Мышкин, будто опомнясь, поднес ладонь ко лбу.
— Любил — не любил, какая разница… Ловко раскручиваешь, начальник, только напрасно стараешься. Я давно раскрученный.
— Все же хорошо поговорили.
— Хорошо, — согласился Мышкин. — Но хорошего помаленьку…
Подполковник вызвал дежурного, приказал отвести задержанного…
В камере кроме Мышкина еще пять человек: трое алкашей неопределенного возраста, сизых, как ранние помидоры на грядке; дедок, стыривший у соседки из сарая велосипед, и маньяк-приватизатор Генка Чумовой. Маньяк примечательный, известный всему Федулинску. Его держали то в областной пересылке, то здесь, в КПЗ, то в психушке, но нигде не находили ему постоянного применения. Подержат — и отпустят до нового случая. История его такова. Был нормальный человек, оборонщик, работал чуть ли не начальником отдела, нарожал детей, защитил докторскую, но начитался, видно, газет, насмотрелся телевизора, и однажды в голове у него что-то заклинило. Лег спать здоровым, а проснулся — приватизатором. Решил, раз капитализм построили и все теперь дозволено, то при небольшом старании и ему кусок обломится. Придумал Гена, тогда еще Чумаков, хитрую штуку.

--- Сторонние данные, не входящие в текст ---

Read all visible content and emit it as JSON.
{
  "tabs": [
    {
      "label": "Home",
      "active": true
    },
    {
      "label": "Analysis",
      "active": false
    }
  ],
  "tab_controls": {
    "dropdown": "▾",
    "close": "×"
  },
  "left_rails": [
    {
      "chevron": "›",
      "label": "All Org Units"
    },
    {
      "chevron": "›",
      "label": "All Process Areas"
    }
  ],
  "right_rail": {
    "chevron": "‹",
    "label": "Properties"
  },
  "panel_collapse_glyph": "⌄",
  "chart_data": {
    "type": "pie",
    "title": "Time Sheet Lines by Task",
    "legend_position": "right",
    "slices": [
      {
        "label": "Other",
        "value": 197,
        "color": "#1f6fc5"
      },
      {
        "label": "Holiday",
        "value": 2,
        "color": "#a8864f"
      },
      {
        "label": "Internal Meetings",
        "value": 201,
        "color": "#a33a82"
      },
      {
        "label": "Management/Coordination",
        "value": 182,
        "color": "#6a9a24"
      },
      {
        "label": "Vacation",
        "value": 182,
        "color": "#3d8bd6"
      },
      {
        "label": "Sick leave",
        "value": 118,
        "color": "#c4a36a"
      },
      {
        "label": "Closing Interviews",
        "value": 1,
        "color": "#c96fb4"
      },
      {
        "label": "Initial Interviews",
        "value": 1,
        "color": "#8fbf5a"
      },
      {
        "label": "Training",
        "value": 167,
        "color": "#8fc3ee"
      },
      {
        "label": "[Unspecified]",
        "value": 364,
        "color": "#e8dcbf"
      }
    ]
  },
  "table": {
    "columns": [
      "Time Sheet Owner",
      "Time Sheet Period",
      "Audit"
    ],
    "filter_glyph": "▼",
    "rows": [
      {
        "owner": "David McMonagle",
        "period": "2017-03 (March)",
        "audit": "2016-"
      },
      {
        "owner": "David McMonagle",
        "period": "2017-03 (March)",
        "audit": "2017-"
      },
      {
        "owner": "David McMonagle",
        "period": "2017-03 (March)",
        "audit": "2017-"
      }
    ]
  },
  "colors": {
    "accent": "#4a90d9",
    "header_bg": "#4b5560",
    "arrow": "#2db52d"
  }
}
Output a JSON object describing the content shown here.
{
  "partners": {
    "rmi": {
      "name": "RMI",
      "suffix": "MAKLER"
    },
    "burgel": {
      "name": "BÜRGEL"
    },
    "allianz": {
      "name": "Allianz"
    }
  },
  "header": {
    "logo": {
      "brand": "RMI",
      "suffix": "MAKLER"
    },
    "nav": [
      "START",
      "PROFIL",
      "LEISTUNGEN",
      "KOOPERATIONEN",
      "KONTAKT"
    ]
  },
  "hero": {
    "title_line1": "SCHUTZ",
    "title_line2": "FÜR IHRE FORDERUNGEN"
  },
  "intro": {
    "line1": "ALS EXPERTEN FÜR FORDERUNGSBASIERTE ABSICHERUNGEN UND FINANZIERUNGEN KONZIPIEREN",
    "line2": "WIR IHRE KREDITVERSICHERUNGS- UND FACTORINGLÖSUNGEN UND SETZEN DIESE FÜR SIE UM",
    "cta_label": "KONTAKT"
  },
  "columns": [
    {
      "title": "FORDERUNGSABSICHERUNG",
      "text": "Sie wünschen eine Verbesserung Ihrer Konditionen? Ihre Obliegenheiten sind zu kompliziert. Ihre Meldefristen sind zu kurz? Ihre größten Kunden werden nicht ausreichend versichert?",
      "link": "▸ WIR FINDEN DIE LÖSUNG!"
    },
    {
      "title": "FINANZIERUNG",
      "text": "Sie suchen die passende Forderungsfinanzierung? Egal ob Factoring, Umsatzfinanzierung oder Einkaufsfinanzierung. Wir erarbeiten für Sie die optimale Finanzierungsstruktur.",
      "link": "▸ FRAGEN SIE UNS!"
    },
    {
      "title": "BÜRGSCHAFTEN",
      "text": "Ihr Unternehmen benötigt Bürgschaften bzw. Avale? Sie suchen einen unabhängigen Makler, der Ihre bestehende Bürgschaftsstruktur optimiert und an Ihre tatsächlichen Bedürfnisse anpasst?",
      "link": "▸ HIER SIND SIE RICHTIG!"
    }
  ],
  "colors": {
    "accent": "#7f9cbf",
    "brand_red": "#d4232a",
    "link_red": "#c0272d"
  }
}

Собрал все сбережения свои и жены в кучу и подкупил мелкого клерка из мэрии, который спроворил ему солидный документ со всеми печатями и необходимыми подписями. По документу выходило, что гражданин такой-то и такой-то, то есть сам Чумаков, на законных основаниях, на конкурсной основе приобрел в личную собственность водонапорную башню на территории опытного завода, снабжавшую, кстати, артезианской водой половину Федулинска. На праздник 8 Марта пробрался на территорию башни, вывесил на ней самодельную табличку: «Частное владение» и с помощью заранее завербованного за две бутылки водки истопника Демьяна Заколюжного отключил систему водоснабжения. Затем по телефону передал городским властям требование внести немедленно арендную плату в размере ста тысяч долларов, грозя в противном случае штрафными санкциями за каждый просроченный день. На связь с рехнувшимся приватизатором вышел лично мэр Масюта и попытался урезонить безумца.

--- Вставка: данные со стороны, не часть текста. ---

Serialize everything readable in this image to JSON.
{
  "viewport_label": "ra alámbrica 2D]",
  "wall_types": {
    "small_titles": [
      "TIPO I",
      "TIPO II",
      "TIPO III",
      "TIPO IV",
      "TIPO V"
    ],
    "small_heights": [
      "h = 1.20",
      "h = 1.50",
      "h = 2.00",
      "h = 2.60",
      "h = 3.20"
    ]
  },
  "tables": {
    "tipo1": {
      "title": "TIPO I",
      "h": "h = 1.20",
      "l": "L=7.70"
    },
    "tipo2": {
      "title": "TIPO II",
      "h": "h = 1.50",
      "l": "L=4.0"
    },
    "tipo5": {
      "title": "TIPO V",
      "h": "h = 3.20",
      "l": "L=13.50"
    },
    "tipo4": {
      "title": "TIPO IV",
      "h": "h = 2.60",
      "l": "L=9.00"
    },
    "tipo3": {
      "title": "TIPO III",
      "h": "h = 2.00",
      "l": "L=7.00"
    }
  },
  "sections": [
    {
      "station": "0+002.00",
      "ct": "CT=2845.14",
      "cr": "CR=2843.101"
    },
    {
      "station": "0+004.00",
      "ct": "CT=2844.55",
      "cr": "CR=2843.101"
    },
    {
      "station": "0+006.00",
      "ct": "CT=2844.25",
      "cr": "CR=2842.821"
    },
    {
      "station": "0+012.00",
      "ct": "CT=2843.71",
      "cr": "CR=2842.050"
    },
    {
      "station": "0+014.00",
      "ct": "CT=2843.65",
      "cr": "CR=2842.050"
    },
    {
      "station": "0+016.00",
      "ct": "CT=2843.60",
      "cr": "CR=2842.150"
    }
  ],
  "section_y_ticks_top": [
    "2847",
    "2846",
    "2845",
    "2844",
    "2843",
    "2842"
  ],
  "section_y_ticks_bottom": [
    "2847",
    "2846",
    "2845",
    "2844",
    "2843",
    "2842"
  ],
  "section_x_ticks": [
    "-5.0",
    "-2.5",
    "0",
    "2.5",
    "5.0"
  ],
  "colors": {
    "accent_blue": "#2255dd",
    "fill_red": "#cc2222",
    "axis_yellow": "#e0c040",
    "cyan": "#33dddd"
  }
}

— Геннадий Захарович, дорогой мой, что же вы такое придумали? Культурный человек, извините за грубость, позволяете себе хулиганский поступок. Наших милых женщин хотя бы пожалели, им, выходит, на праздник ни постирать, ни постряпать. Несерьезно как-то.
— Почему несерьезно? — удивился Чумаков — Документы оформлены по закону. Башня моя. Извольте платить. Что же тут несерьезного?
— Хорошо, согласен. Приезжайте в мэрию, посмотрим документы, обсудим все в спокойной обстановке. Если бумага в порядке, заплатим. Если нет, передадим дело в арбитражный суд. Но так, как вы действуете, это же чистое самоуправство.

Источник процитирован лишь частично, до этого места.